Tú huías de este lugar maldito sin más posesión que la estatuilla de mujer desvanecida, perdiendo la forma hasta convertirse en matriz de cristal apretada en tu puño y las siluetas para siempre grabadas de la memoria devuelta de tu hombre rubio y desnudo descubierta una antigua noche en el lodo del otro lado del mar y de tu hija de ojos negros y cabellera roja torturada y mutilada por órdenes de un rey enloquecido, un diablo posando como dios, y tú corriendo lejos, gritando y aullando, sin que te persigan, ellos contentos de que hayas visto lo que viste y tú condenada a vivir para siempre con ese dolor, con ese rencor, con esa maldición, con esa sed de venganza que nace en ti como un canto, devuelta a la pasión que puede dar nacimiento a una voz, liberando el canto natural de tu pasión, dejando que se vuelvan voz los violentos movimientos externos de tu cuerpo a punto de estallar…

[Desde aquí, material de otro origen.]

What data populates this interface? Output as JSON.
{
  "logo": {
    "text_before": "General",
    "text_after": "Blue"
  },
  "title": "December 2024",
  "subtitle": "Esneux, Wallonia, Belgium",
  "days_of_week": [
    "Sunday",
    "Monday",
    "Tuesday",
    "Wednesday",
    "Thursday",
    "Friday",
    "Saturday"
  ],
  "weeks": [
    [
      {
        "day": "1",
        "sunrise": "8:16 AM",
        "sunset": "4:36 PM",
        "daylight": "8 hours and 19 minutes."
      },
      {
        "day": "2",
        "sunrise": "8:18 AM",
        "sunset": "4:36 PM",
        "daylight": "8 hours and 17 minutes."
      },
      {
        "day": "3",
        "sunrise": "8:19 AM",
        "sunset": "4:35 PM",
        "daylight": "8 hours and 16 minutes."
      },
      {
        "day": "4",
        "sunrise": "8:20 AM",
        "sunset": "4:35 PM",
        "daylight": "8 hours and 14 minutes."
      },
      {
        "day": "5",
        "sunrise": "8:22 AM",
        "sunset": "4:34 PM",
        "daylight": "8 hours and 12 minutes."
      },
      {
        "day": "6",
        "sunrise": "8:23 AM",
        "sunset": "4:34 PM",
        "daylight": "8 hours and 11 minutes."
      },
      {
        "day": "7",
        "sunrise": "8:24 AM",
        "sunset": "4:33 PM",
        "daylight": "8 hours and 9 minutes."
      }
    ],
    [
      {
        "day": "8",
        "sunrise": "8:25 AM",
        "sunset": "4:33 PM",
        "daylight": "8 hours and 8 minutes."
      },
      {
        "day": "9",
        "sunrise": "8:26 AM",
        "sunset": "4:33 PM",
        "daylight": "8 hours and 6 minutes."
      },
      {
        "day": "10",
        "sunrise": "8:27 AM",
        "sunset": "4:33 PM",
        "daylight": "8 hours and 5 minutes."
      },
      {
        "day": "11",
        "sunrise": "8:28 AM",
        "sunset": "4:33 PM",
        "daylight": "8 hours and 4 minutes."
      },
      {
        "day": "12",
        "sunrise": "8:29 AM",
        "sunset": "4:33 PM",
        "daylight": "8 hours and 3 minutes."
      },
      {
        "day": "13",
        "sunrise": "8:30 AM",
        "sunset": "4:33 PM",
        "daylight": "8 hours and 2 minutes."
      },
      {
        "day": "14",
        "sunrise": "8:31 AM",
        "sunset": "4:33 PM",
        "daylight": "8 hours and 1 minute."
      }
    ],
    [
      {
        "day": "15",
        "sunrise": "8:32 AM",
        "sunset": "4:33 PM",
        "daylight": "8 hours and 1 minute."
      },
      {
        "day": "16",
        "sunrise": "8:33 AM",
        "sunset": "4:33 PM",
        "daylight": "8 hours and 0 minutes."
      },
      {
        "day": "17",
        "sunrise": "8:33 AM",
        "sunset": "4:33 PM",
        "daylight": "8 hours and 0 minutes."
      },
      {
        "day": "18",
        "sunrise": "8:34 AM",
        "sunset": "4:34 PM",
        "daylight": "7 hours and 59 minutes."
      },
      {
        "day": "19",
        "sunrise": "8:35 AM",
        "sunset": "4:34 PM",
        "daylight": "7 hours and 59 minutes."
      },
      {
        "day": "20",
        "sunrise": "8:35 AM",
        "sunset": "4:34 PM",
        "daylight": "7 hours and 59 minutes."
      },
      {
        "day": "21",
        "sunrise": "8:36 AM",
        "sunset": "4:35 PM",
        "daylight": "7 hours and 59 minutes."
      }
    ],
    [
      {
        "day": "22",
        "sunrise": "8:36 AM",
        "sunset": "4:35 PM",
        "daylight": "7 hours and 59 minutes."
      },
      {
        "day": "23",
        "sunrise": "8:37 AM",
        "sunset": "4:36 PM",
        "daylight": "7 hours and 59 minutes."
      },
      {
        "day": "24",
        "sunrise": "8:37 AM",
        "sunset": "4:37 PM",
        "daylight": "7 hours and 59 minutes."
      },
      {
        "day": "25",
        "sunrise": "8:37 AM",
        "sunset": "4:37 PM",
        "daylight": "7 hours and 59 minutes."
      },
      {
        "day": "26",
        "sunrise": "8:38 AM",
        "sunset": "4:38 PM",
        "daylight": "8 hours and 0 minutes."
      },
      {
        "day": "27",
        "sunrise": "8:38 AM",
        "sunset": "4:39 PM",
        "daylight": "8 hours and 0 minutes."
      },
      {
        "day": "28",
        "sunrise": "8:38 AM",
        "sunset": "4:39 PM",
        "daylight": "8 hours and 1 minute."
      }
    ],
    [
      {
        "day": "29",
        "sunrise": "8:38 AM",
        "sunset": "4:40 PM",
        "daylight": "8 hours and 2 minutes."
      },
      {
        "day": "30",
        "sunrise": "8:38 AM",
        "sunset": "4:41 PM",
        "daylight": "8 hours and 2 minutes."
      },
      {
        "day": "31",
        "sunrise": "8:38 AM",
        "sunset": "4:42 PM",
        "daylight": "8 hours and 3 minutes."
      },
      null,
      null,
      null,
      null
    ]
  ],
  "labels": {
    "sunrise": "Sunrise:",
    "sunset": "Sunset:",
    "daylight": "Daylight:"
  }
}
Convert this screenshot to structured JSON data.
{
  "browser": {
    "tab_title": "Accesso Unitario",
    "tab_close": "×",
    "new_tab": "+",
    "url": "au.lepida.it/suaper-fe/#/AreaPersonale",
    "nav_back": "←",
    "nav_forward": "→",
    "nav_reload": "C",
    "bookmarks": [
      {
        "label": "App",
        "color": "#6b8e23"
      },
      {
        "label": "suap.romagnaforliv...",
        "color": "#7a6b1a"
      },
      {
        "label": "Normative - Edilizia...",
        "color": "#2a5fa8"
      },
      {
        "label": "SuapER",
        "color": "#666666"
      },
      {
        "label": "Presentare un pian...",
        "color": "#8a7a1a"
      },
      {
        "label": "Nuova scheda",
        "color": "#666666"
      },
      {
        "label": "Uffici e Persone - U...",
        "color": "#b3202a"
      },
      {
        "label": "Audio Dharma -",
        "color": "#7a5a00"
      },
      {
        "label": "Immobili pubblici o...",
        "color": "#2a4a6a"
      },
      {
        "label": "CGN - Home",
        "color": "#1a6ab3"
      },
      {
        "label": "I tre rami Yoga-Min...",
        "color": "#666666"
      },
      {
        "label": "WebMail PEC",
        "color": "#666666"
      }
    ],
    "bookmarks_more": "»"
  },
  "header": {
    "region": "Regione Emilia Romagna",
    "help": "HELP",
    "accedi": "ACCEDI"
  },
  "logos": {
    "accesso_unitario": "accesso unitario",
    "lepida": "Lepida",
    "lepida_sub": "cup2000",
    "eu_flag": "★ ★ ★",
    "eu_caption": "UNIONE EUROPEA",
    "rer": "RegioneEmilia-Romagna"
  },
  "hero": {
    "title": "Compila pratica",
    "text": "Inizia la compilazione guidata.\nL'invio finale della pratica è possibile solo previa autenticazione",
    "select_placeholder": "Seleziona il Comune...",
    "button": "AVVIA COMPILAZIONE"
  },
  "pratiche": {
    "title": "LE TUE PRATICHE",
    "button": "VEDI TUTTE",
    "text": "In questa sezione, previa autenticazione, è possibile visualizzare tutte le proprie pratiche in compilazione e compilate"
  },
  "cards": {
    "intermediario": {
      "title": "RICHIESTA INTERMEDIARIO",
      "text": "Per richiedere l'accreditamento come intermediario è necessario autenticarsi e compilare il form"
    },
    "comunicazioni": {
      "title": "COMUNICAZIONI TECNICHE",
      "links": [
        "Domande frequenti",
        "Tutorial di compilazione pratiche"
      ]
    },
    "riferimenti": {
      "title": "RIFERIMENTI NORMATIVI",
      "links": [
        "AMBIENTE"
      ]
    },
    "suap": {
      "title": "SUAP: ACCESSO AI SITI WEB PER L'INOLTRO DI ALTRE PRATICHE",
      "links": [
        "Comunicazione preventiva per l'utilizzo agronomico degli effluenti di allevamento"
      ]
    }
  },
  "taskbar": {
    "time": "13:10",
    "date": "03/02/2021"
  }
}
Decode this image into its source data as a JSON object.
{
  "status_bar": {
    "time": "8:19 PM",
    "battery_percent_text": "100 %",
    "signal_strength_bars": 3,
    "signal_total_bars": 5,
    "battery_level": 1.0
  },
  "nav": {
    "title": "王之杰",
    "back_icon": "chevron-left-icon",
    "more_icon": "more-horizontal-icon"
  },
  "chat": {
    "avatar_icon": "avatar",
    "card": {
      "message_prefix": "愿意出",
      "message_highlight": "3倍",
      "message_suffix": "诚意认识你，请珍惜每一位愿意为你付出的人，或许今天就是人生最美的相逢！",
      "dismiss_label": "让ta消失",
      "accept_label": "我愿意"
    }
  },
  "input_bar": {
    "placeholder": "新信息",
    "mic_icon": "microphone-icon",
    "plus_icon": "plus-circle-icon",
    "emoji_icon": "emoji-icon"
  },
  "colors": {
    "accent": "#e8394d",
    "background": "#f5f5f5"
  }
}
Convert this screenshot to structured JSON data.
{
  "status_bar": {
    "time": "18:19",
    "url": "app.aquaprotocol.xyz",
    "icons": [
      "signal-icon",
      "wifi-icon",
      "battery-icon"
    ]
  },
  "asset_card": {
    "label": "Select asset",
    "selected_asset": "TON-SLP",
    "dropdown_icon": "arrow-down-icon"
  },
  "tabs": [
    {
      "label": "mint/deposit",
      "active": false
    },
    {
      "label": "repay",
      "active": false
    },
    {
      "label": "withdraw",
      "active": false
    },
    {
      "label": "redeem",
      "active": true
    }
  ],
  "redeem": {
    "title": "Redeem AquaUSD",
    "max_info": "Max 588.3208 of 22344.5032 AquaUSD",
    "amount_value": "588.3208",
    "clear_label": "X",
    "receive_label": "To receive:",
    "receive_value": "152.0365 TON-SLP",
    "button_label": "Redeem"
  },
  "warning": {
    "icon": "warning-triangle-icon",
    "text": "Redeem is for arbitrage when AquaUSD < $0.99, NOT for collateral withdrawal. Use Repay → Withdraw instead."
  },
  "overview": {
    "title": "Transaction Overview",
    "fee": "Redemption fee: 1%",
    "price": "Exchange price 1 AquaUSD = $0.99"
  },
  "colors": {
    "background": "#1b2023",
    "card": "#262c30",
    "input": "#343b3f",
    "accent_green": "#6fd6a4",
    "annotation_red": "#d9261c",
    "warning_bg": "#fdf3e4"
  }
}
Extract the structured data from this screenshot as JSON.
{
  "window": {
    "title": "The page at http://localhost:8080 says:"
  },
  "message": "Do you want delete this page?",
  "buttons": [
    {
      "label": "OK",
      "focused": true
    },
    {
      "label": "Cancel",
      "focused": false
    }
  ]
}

Te acercas con tu grito a las bestias y a las aves que serán de ahora en adelante tu única compañia, poseída otra vez de un movimiento interno impetuoso al que le das una voz ululante y selvática, marina, montañesa, fluvial, subterránea: tu canto, a-nel, te permite huir del desorden brutal de tu vida entera aniquilada de un solo golpe por actos que tú no controlas ni entiendes, pero de los que te hacen culpable, los sumas todos y eliminas a la madre cuadrúpeda del bosque, al bello esposo que fue tu hermano, al hermano mayor dueño del poder y muerto antes de morir por la muerte que poseyó en vida, al padre decapitado despojado del vigor por la vida y de la vida por el cruel hijo usurpador; los eliminas a todos salvo a ti misma, tú eres la culpa, a-nel, tú eres la responsable de la mutilación de tu propia hija, pero tú no regresaras a pedir perdón, a recuperar a la niña, a decirle que eres su madre, que no le pase a la niña lo que te pasó a ti, separada para siempre de tu madre, de tu padre, de tus hermanos, de tu hermano muerto, de tu amante abandonado… Así llegas de vuelta, cruzando el mar de hielo, a la playa del encuentro y de allí a los valles congelados y de allí a la cueva pintada por ne-el y allí, a-nel, caes de rodillas y pones tu mano de madre sobre la huella dejada un día por la mano de tu niña recién nacida y lloras, juras que la recobrarás, que la volverás a hacer tuya, que se la arrebatarás al mundo, a los poderes, a los engaños, a la crueldad, a la tortura, a los hombres, te vengarás de todos ellos para cumplir con tu hija tu deber de madre y vivir con ella la vida unida que no pudieron tener hoy, pero que tendrán un mañana.